Yogyakarta (ANTARA) - President Director Aviatory Indonesia Ziva Narendra Arifin menyarankan pemerintah daerah turut berkontribusi dalam menurunkan tiket pesawat dengan memberikan subsidi.
“Saya merasa strategi insentif berupa subsidi dari pemerintah daerah yang terlayani akan bisa lebih menopang kelangsungan pelayanan transportasi udara publik, selagi melalui masa-masa sulit ini,” kata Ziva kepada Antara di Yogyakarta, Senin.
Dia menjelaskan selama ini pemda sudah memberikan subsidi, namun kepada penerbangan tidak berjadwal atau carter.
“Namun, dalam kondisi khusus seperti sekarang di mana beban industri penerbangan sangat berat, peran pemerintah pusat serta daerah justru akan sangat penting,” katanya.
Terkait mekanisme pemberian, Ziva menuturkan ada banyak cara yang bisa dilakukan dan dikoordinasikan antara pemerintah pusat dan daerah agar beban tidak hanya di pemda.
“Tentunya banyak cara agar beban tersebut dipikul oleh para sektor pemangku kepentingan. Jadi Pemda tidak harus menyerap semuanya,” katanya.
Selain itu, dia menambahkan, harus dibarengi dengan pengkajian serta resolusi bersama antara pelaku industri maskapai, industri/sektor pengguna serta dimoderasi oleh regulator, dalam hal ini, kementerian terkait sebab permasalahan beban biaya ini merupakan permasalahan industri maskapai secara keseluruhan, bukan sektoral.

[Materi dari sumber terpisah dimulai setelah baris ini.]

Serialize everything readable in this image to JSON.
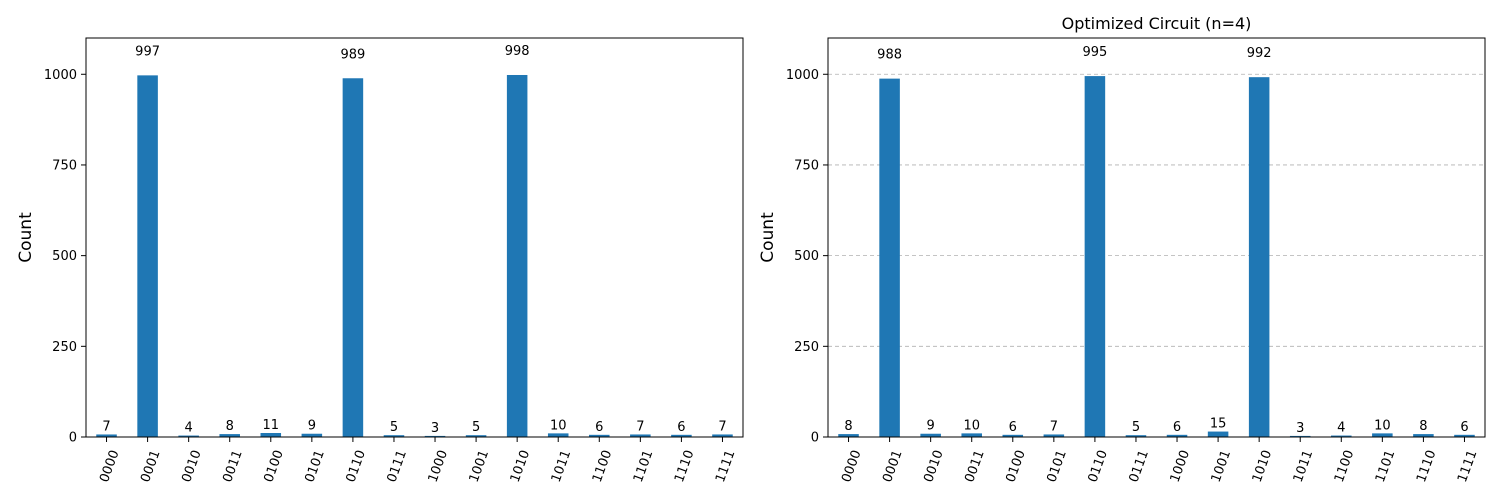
{
  "figure": {
    "background": "#ffffff",
    "bar_color": "#1f77b4",
    "grid_color": "#b0b0b0"
  },
  "chart_data": [
    {
      "type": "bar",
      "title": "",
      "xlabel": "",
      "ylabel": "Count",
      "ylim": [
        0,
        1100
      ],
      "yticks": [
        0,
        250,
        500,
        750,
        1000
      ],
      "grid": false,
      "categories": [
        "0000",
        "0001",
        "0010",
        "0011",
        "0100",
        "0101",
        "0110",
        "0111",
        "1000",
        "1001",
        "1010",
        "1011",
        "1100",
        "1101",
        "1110",
        "1111"
      ],
      "values": [
        7,
        997,
        4,
        8,
        11,
        9,
        989,
        5,
        3,
        5,
        998,
        10,
        6,
        7,
        6,
        7
      ]
    },
    {
      "type": "bar",
      "title": "Optimized Circuit (n=4)",
      "xlabel": "",
      "ylabel": "Count",
      "ylim": [
        0,
        1100
      ],
      "yticks": [
        0,
        250,
        500,
        750,
        1000
      ],
      "grid": true,
      "categories": [
        "0000",
        "0001",
        "0010",
        "0011",
        "0100",
        "0101",
        "0110",
        "0111",
        "1000",
        "1001",
        "1010",
        "1011",
        "1100",
        "1101",
        "1110",
        "1111"
      ],
      "values": [
        8,
        988,
        9,
        10,
        6,
        7,
        995,
        5,
        6,
        15,
        992,
        3,
        4,
        10,
        8,
        6
      ]
    }
  ]
}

“Jadi bukan hanya menurunkan harga tapi tidak meng-offset beban biaya tersebut,” katanya
Pernyataan tersebut menyusul kebijakan pemerintah yang tengah merancang penyesuaian harga tiket pesawat dengan menurunkan tarif batas atas 50 persen di jam dan hari tertentu, yakni Selasa, Kamis dan Sabtu pukul 10.00-14.00.
Ziva menilai bahwa skema yang dirancang oleh pemerintah tersebut tidak efektif. "Menurut saya skema tersebut tidak efektif dan hanya bersifat sementara,” katanya.
Menurut dia, biaya merupakan permasalahan yang tidak bisa ditangani secara sektoral. “Pengaturan tarif mungkin bisa membawa manfaat namun sifatnya sangat mikro dan tidak seimbang,” katanya.
Terkait usulan penghapusan PPN 10 persen, menurut dia, kewajiban tersebut tak terhindarkan karena sebagaimana pendapatan lembaga usaha dalam negeri, tentunya harus dikenakan pajak pendapatan.
“Lalu bagaimana dengan pajak-pajak lainnya? Pajak impor dan barang mewah sudah diringankan beberapa tahun lalu namun hanya diberlakukan bagi angkutan niaga berjadwal. Bagaimana dengan angkutan niaga lain,” katanya.